Maneesha continues:  

“Turning my back on medicine was a big decision and after taking some time out to consider my options, I chose to go to graduate school to study Computer Engineering as it was the next logical career step, and that’s how I fell into technical engineering."

“In my 12 years with Thales, I’ve done every job there is to do in software, first as a developer, as that’s how everyone starts out, before moving into software engineering, software project management, project engineering, functional management and more."

“It was actually the THALES IFE Chief Engineer who approached me about my current role to see if I was interested in applying. I thought, if he’s asking, then I’m definitely interested!”

Throughout her career, Maneesha has adopted a four-point check, something that she always instilled into her team while a manager, to ensure that each member was happy in his or her current position and career direction. In any situation, she explains that anyone should be able to ask themselves the same four questions:

  • Do I like what I what I do?

  • Do I enjoy my environment including my colleagues?

  • Am I adequately compensated?

  • Am I learning?

Three or four positive answers means you’re in the right job, yet two or below shows that you need to make a change. And it’s this same positive outlook on happiness and progression that sees past team members return to her for advice, which she describes as a recurring highlight.

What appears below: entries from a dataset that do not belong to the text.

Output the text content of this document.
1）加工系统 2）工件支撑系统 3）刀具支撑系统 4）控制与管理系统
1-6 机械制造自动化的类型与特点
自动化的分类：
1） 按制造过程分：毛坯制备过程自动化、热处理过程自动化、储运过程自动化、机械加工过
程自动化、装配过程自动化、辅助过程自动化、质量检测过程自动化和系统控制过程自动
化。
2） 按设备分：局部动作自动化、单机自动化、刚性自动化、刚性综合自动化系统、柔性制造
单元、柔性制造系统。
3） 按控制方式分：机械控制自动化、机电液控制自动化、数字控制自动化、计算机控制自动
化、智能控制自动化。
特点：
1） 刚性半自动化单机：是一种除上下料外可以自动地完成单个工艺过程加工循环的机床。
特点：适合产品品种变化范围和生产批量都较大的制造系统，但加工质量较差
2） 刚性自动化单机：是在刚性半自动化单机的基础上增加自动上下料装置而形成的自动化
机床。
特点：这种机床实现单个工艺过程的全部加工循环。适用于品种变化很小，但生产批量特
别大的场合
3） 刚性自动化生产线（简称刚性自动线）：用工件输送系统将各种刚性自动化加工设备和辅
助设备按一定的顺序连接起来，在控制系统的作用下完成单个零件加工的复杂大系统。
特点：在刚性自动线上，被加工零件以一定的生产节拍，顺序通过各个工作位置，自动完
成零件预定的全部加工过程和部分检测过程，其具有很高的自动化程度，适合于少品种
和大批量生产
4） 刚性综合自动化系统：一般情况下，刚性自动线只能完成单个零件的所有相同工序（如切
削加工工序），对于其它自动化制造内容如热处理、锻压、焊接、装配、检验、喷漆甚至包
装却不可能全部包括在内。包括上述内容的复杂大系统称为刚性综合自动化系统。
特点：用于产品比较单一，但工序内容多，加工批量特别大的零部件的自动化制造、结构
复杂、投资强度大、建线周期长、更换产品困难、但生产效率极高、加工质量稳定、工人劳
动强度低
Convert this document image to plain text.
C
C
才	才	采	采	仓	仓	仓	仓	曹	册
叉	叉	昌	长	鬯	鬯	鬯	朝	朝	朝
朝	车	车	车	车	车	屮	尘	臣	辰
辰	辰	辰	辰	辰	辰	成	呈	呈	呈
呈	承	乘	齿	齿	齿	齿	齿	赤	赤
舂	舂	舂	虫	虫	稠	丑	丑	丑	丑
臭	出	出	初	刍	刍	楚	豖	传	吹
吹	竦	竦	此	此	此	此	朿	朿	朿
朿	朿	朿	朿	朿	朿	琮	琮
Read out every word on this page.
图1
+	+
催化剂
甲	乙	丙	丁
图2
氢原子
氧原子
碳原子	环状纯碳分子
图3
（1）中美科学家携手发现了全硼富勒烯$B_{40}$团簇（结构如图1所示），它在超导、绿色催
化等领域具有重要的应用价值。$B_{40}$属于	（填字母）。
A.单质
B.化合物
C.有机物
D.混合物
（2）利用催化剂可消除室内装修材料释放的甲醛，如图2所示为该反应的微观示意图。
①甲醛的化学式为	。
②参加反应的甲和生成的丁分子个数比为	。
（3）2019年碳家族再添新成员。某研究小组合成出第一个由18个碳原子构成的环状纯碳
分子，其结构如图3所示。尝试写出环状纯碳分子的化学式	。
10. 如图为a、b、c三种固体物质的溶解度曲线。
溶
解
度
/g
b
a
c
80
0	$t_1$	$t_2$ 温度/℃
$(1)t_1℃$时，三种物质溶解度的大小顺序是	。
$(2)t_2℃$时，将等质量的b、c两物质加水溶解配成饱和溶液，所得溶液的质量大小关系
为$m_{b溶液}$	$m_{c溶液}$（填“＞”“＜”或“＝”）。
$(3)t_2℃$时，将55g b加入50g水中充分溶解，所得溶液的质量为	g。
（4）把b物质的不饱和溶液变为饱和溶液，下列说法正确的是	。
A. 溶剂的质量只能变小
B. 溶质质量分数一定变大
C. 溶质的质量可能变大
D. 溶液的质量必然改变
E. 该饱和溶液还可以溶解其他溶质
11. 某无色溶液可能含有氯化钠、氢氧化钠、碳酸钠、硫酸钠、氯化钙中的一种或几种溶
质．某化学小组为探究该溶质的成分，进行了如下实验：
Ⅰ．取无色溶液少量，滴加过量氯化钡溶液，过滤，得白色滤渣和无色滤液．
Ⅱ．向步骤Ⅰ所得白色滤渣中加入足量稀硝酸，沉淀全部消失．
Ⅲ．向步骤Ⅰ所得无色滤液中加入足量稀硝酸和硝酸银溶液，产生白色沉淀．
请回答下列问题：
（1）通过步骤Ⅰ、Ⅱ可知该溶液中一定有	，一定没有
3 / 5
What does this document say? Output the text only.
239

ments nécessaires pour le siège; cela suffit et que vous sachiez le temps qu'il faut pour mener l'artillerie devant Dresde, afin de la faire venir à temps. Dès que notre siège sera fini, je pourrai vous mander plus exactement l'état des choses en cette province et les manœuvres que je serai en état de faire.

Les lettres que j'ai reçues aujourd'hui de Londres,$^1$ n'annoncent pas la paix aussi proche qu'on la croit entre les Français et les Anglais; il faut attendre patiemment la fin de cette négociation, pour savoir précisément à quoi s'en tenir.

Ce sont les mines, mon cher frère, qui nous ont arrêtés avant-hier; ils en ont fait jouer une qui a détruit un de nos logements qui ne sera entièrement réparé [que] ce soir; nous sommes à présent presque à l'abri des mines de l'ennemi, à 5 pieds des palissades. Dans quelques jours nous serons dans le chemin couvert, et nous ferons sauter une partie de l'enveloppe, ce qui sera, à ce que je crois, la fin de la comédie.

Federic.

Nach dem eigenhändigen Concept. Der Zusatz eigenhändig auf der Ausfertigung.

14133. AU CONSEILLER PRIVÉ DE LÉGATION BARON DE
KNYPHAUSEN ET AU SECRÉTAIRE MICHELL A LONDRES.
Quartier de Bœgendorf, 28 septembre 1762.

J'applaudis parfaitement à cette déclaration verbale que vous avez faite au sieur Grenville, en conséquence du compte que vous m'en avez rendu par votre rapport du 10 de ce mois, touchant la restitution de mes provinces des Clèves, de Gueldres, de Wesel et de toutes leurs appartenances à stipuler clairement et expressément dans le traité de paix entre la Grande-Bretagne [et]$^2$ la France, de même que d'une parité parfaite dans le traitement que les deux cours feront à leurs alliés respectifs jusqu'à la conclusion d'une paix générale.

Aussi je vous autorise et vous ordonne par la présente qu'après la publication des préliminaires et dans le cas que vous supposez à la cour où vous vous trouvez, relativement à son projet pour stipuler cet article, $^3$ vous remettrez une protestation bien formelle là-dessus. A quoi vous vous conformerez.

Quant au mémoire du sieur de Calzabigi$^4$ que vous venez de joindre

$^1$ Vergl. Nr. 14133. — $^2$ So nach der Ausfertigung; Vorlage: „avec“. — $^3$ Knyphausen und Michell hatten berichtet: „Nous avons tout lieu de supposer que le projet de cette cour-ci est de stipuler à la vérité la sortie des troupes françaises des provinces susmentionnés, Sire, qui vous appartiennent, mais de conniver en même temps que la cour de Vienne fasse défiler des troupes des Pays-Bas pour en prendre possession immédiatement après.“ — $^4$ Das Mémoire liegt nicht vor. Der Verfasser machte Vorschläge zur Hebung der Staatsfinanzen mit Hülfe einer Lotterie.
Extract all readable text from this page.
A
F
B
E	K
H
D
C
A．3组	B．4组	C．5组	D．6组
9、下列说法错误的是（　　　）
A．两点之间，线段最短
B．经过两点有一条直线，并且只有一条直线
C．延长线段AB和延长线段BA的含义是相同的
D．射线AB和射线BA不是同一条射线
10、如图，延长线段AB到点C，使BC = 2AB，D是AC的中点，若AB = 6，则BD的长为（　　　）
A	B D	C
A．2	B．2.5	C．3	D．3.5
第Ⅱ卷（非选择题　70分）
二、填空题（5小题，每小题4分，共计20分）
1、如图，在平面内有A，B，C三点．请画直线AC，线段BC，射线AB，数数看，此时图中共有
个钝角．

In an industry that’s working hard to build a strong pipeline of diverse talent, Maneesha is always focused on securing positions due to her talents, experience and what she brings to the role, rather than her gender. Citing her parents as her role models, she values their influence and outlook on life for helping her to reach where she is today. Coming from a typical middle-class background, Maneesha has always held onto the positives gained from getting a good education, being honest and hardworking.

She explains: 

“I always try to find inspiration from new accessible sources that can guide me and inspire me. Those inspirations have always come in the form of professors while in college and senior members in key leadership positions at work. I find it rather difficult to derive inspiration from historical figures as I am not able to relate to them or have a conversation with them. Over the years, I have learned to request mentorship help without formality, and such a request rarely goes unacknowledged.”

Looking ahead, Maneesha’s career with Thales looks to continue to scale new heights. She continues: 

“Engineering is changing so fast, especially in software. I want to ride this wave of change and continue in leadership roles whether in full technical or full management."

“For new talent entering the industry, young or old, remember, you don’t need to know everything about software. As long as you love technology and enjoy going between the big picture and details, then every task becomes a learning experience. No matter how difficult it may seem at first, there is a way to triumph."

“To succeed, you need to be a problem solver, have the ability to embrace new challenges, develop new solutions, while remembering to carefully document the solution, so that others can understand it, replicate and derive inspiration from it. Imitation is the best form of flattery in such cases."